I am migrating from ksh
to fish
. I am finding that I miss the ability to define an associative array, hash table, dictionary, or whatever you wish to call it. Some cases can be simulated as in
set dictionary$key $value
eval echo '$'dictionary$key
But this approach is heavily limited; for example, $key
may contain only letters, numbers, and underscores.
I understand that the fish
approach is to find an external command when one is available, but I am a little reluctant to store key-value information in the filesystem, even in /run/user/<uid>
, because that limits me to "universal" scope.
How do fish
programmers work around the lack of a key-value store? Is there some simple approach that I am just missing?

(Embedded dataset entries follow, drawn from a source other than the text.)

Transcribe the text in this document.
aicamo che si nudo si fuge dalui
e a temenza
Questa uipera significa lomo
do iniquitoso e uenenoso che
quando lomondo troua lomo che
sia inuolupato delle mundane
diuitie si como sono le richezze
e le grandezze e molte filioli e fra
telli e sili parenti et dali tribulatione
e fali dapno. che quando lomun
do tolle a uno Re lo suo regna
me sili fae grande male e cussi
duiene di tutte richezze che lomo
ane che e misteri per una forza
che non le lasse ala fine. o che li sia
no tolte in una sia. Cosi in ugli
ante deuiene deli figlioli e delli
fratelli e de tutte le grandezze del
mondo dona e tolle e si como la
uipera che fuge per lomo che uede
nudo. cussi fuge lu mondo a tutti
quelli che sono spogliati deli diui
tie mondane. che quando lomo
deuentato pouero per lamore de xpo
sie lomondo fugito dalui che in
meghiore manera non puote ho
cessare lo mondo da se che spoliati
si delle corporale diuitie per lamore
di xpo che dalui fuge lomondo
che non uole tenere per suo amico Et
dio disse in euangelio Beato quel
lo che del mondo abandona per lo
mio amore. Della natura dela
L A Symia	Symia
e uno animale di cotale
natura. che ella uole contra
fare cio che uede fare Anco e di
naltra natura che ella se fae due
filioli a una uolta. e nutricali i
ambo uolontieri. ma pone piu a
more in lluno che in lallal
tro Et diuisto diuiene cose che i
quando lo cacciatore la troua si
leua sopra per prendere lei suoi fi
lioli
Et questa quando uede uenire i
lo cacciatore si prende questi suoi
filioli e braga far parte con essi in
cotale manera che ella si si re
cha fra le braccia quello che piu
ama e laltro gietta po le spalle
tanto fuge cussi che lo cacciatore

Here's an example of the sort of problem I would like to solve: I would like to modify the fish_prompt
function so that certain directories print not using prompt_pwd
but using special abbreviations. I could certainly do this with a switch
command, but I would much rather have a universal dictionary so I can just look up a directory and see if it has an abbreviation. Then I could change the abbreviations using set
instead of having to edit a function.
You can store the keys in one variable and values in the other, and then use something like
if set -l index (contains -i -- foo $keys) # `set` won't modify $status, so this succeeds if `contains` succeeds
echo $values[$index]
end
to retrieve the corresponding value.
Other possibilities include alternating between key and value in one variable, though iterating through this is a pain, especially when you try to do it only with builtins. Or you could use a separator character and store a key-value pair as one element, though this won't work for directories because variables cannot contain \0 (which is the only possible separator for paths).